Graveneye is one of the more unique horror graphic novels out there, let alone TKO Studios, which put their money where their mouth is to publish something that very few other publishers might touch. It’s bloody, gory, obsessive, and transgressive, and it’s a shame it fails to deliver.
The story is an adult fairy tale narrated by the house it takes place in. The house is a witness to the sadness and horrors of its sole occupant, a reclusive woman named Ilsa who has shut herself away from the world to hide her nature. Marie, a frail, abused woman, comes to work for her as a maid and slowly falls in love with her mistress, a possibly misguided passion that leads to a bloody climax full of transgression, body horror, and murder.

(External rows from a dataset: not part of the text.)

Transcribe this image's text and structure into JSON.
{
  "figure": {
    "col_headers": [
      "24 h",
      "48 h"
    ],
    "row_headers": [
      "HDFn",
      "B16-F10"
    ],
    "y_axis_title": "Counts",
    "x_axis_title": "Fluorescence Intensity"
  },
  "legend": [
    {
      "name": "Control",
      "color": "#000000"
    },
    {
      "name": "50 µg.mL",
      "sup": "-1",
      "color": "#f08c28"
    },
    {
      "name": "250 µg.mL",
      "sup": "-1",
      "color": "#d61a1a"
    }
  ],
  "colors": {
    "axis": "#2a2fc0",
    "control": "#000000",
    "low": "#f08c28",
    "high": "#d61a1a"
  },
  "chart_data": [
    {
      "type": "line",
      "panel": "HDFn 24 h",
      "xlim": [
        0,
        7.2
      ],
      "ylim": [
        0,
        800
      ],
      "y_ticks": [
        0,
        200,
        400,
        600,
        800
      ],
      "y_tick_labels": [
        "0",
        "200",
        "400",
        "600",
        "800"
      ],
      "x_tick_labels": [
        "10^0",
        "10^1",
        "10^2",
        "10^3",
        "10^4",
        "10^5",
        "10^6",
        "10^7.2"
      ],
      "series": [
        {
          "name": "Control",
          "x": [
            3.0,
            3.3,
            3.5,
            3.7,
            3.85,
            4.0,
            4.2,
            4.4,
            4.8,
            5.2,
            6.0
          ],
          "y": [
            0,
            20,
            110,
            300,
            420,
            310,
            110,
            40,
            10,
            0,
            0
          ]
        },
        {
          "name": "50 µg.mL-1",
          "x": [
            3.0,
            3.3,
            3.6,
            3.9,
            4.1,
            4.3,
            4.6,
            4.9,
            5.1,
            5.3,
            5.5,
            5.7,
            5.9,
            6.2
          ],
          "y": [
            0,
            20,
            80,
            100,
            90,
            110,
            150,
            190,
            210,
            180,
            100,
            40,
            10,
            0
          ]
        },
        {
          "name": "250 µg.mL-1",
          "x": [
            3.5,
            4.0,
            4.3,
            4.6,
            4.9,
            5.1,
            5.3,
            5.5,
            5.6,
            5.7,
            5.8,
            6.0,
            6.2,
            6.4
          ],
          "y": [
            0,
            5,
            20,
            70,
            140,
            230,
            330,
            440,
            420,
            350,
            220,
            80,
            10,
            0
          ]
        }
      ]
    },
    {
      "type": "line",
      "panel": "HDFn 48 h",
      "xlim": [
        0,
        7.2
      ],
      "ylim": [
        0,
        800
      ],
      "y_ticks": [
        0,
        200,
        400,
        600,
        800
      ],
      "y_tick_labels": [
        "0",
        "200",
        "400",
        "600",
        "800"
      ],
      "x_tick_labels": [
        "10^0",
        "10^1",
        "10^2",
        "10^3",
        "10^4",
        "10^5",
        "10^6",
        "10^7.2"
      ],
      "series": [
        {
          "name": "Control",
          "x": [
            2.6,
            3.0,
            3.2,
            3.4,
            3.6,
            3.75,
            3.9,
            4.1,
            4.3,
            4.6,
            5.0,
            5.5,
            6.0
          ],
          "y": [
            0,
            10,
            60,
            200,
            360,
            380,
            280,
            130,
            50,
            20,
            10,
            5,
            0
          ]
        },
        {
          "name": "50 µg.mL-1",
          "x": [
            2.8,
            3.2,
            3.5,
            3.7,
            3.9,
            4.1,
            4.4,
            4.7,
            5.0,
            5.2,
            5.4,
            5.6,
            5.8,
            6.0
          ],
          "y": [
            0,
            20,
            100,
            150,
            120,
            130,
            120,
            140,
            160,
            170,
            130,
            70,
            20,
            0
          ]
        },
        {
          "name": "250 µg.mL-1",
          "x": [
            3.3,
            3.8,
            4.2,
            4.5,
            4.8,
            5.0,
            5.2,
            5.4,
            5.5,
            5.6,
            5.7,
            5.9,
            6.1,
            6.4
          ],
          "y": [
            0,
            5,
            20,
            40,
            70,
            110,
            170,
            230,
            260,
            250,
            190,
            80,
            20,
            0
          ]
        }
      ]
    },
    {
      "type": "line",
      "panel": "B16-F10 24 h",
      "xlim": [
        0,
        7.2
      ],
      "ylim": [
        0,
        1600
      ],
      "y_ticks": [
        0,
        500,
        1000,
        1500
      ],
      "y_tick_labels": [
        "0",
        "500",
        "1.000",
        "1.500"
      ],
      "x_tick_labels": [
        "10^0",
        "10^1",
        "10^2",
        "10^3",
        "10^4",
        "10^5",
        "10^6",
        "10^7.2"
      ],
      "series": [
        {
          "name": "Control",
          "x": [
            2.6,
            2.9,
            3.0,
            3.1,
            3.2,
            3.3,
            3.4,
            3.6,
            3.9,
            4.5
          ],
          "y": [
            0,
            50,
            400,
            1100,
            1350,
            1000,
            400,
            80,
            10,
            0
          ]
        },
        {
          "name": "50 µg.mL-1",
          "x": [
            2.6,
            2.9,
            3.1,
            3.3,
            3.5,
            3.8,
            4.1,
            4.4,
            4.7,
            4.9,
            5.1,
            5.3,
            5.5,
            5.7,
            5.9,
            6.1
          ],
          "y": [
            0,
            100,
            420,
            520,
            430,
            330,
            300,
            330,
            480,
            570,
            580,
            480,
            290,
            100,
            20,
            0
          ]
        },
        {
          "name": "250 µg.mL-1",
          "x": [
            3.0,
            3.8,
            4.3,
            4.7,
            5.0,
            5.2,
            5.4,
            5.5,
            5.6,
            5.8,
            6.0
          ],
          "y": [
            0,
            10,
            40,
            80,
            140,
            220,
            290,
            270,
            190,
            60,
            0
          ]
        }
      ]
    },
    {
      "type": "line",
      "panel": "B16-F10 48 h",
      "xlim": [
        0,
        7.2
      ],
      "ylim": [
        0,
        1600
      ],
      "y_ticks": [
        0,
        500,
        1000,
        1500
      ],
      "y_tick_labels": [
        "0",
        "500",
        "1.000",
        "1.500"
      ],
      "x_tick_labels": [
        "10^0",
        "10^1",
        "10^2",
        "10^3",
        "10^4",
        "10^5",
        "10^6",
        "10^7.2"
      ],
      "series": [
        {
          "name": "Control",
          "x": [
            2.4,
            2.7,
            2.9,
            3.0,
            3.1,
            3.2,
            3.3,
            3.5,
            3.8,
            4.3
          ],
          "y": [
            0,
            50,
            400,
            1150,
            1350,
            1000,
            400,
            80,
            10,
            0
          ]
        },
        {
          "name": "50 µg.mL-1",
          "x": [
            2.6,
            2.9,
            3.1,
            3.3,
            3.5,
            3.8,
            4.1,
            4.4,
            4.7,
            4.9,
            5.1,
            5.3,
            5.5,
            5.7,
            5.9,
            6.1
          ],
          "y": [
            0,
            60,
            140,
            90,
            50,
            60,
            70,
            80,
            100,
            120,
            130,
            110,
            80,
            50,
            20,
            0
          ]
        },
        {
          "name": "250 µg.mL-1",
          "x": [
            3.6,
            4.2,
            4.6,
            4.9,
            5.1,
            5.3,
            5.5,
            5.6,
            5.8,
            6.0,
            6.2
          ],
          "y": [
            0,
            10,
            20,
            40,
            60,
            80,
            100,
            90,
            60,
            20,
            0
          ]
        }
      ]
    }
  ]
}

Ilsa is a monster who can only express love by killing and creating sculptures of flesh and bone out of her objects of affection. She’s a predator who needs to kill to sate a thirst that never ends. The sequences of her hunting and maiming animals in the woods are long-drawn-out and fetishistic. It’s clear that author Sloane Leong identifies deeply with Ilsa, making her a stand-in for the artist with an uncompromising vision as well as an allegory for the LGBTQ outsider. Unfortunately, the story also becomes predictable and tedious. The outcome of the story is heavily telegraphed. Not a lot really happens in the story since it’s a mood piece that doesn’t have a lot of plot. By the time the evitable outcomes arrive – Marie slowly discovering Ilsa’s secret, Ilsa giving in to her growing desire and lust for Marie, the wrath of Marie’s abusive husband – it’s all so unsurprising and lacking. We’ve already gleaned all the meaning the story wanted us to get more than 30 pages earlier and are stuck with an overlong and dull climax. It shouldn’t take nearly 200 pages to tell a story in which not very much happens. The story would have been more shocking and impactful if it was told in less than 100 pages, closer to the length of a European graphic novel.
Another drawback is the art by Anna Bowles. She clearly worked very hard on it, but it looks unpolished, like rough sketches rather than the final version. The poses and anatomy are stiff; the faces are often inconsistent and, overall, lack the lushness and elegance needed to convey the immersive atmosphere needed for this type of fairy tale gothic horror. The characters’ hands are especially awkwardly-drawn, and in a story where touch is a major thematic, dramatic and visual recurrence, that is a problem.
The most interesting part of the story is that the house narrates the tale like a bedtime storyteller, but overall, it would have made a more emotional and thematic impact if it had been a much shorter book.
Graveneye is now out from TKO Studios.